Les conséquences de la loi de finances 2018 sur le logement social, c’est le directeur général de l’organisme HLM de Seine-Saint-Denis, Patrice Roques, qui en parle le mieux. Et pour cause : les bailleurs sociaux doivent désormais compenser la réduction des APL (1,5 milliard d’euros) en baissant les loyers de leurs locataires. Un puissant coup de rabot qui a conduit, entre autres mesures, à délester le budget de l’OPH 93 de 11,7 millions d’euros pour la seule année 2018. « Aujourd’hui, on doit reconduire certains travaux et revoir à la baisse la construction, la réhabilitation et l’entretien courant, explique Patrice Roques. En Seine-Saint-Denis, la majorité des logements sociaux datent de 1970. On a besoin de réhabiliter ces logements, on a besoin de construire et là on ne nous aide pas », déplore-t-il. Dans le 93, qui compte le plus fort taux de logements sociaux de France, « ce qu’on a cassé, c’est la dynamique de transformation de notre département,» estime-t-il.

La loi Elan, anti mixité sociale ?

Le deuxième coup de pioche est arrivé avec la loi Elan le 24 novembre. Le député communiste et ancien chargé de l’urbanisme à la maire de Saint-Denis, Stéphane Peu, qui a assisté aux derniers ajustements du texte, ne décolère pas : « C’est la plus grande remise en cause de la loi SRU ! [loi relative à la solidarité et au développement urbain, ndrl]». Une loi SRU, ou plutôt « un totem », qui lui tient à cœur car « fondamentalement juste et républicaine » : en imposant des quotas de logements sociaux d’au moins 25 % pour les communes de plus de 3 500 habitants (1 500 en Ile-de-France), elle constitue l’outil le plus efficace pour garantir un semblant de mixité sociale.
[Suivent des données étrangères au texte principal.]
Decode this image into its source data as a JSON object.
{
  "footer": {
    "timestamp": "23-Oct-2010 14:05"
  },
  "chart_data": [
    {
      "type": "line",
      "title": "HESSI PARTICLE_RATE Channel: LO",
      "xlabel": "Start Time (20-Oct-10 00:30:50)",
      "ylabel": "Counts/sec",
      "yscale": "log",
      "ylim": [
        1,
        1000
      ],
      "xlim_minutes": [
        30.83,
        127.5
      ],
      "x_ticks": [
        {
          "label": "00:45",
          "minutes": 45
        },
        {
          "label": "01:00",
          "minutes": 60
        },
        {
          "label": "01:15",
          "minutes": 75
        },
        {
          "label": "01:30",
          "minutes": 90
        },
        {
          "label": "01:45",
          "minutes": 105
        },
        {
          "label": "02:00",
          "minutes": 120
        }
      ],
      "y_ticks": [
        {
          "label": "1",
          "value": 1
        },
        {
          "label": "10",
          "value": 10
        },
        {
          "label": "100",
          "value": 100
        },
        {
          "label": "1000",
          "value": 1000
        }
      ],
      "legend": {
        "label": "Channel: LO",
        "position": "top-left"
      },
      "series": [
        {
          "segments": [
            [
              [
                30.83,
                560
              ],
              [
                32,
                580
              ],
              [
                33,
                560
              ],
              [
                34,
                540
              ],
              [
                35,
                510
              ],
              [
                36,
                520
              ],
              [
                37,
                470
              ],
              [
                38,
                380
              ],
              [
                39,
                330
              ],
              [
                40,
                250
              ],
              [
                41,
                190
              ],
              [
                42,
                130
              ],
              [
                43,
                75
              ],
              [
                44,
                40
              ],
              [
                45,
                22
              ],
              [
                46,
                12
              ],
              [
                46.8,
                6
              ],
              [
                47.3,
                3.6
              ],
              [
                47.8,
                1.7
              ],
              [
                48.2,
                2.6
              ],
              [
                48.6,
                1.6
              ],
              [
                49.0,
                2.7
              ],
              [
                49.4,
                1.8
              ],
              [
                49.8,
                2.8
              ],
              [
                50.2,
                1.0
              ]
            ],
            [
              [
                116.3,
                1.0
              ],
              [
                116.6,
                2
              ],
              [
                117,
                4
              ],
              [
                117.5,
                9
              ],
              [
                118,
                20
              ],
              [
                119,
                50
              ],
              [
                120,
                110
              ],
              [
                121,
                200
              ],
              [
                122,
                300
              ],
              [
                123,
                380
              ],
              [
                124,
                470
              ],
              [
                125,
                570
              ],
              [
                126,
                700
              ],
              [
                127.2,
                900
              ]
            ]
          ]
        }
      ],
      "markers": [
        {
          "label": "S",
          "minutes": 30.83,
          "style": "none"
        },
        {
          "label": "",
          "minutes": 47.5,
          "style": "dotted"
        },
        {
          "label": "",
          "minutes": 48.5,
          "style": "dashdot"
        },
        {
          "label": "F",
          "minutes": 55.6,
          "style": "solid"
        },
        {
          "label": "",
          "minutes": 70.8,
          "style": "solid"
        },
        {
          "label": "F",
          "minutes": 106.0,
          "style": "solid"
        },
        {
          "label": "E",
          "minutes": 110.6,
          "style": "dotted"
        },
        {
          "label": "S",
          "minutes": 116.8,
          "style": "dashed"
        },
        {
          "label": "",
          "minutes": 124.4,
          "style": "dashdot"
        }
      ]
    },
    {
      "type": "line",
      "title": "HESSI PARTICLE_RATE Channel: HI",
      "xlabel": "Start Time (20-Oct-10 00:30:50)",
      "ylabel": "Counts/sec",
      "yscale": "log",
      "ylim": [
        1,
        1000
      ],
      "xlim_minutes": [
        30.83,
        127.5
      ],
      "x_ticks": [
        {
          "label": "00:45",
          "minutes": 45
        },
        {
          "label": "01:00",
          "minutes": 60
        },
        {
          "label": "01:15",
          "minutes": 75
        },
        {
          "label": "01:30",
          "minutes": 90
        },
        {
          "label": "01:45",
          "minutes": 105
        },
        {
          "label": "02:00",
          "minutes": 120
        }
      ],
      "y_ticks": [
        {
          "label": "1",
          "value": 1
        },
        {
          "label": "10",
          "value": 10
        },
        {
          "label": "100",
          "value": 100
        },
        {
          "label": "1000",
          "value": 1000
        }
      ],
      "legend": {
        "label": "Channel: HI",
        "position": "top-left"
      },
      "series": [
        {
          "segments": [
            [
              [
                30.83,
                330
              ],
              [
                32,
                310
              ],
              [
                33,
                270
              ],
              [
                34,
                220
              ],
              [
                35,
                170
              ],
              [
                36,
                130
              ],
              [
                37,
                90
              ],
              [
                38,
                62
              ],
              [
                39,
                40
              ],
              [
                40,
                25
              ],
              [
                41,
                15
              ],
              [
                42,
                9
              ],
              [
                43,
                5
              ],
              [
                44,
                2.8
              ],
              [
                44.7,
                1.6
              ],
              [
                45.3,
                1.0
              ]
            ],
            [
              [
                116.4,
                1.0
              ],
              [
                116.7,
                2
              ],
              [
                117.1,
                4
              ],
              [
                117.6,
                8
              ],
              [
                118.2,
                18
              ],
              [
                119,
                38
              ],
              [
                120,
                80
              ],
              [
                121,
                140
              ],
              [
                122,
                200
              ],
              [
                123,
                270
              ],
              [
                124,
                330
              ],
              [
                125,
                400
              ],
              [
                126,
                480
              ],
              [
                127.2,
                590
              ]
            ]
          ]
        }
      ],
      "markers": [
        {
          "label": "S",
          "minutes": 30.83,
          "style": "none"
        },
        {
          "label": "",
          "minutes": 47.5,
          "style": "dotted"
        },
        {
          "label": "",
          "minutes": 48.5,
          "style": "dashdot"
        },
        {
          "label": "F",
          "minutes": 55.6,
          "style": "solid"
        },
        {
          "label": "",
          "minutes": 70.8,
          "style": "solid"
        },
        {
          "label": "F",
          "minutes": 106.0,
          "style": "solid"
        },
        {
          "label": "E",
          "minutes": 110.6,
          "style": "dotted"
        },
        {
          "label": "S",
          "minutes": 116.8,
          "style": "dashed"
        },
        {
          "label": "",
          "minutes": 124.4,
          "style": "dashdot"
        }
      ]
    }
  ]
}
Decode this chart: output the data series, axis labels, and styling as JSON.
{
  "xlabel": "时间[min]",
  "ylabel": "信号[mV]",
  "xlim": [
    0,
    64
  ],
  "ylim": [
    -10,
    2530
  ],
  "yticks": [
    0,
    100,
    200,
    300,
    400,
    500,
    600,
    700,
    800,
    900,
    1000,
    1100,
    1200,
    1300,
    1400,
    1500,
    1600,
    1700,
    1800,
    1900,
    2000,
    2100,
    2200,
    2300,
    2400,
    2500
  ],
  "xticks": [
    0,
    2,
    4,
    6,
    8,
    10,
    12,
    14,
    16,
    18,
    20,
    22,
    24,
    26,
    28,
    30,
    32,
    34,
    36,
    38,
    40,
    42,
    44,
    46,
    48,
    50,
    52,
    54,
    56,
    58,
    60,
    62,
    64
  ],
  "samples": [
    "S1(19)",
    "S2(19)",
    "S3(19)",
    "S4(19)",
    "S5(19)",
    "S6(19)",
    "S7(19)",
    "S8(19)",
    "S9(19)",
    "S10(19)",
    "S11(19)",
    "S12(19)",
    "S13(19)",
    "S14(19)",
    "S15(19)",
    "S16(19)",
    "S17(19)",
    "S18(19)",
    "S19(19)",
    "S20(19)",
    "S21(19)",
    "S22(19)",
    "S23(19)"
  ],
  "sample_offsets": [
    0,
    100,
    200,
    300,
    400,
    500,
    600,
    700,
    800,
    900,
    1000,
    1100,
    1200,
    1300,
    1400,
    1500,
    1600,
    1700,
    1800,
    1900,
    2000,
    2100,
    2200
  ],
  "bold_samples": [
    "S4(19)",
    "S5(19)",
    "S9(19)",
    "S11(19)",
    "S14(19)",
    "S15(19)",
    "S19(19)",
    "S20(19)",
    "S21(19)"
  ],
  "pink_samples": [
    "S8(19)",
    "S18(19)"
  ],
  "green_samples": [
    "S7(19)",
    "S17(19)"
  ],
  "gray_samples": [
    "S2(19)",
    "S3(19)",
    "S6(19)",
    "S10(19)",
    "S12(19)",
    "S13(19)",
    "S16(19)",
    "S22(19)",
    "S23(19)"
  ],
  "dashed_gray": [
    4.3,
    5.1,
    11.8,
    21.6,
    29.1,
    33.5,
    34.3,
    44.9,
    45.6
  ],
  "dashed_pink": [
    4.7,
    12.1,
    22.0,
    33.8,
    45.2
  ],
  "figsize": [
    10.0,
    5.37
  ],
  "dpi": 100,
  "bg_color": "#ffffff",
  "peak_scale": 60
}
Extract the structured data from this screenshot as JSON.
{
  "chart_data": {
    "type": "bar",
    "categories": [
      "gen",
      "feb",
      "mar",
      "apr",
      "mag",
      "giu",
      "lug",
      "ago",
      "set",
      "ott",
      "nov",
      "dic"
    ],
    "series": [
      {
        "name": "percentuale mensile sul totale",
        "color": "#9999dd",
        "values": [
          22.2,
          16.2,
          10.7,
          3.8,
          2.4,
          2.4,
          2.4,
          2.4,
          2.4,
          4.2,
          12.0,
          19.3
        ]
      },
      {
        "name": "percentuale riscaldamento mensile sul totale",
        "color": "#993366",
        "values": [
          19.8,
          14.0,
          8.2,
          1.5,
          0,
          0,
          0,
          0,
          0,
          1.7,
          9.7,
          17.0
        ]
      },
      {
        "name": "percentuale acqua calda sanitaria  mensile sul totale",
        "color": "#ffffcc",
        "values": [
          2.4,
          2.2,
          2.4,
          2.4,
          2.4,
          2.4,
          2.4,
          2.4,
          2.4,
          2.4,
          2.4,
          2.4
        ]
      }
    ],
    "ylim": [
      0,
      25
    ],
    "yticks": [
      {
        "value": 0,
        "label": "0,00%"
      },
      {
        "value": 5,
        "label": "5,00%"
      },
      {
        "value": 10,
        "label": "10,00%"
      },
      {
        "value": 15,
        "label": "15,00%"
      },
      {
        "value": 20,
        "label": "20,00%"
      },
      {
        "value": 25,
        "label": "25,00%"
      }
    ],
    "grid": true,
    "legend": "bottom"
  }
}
Pur produit de l’ancien monde, Stéphane Peu tient à nous ramener en 2006 pour nous le faire comprendre. Cette année-là, l’Abbé Pierre a 93 ans et c’est en fauteuil roulant qu’il se déplace à l’Assemblée nationale pour dissuader les députés de toucher à la loi SRU. « Si je suis ici, c’est pour défendre l’honneur de la France (…) L’honneur, c’est quand le fort s’applique à aider à le moins fort, à aider le faible », avait-il lancé dans la salle des quatre colonnes.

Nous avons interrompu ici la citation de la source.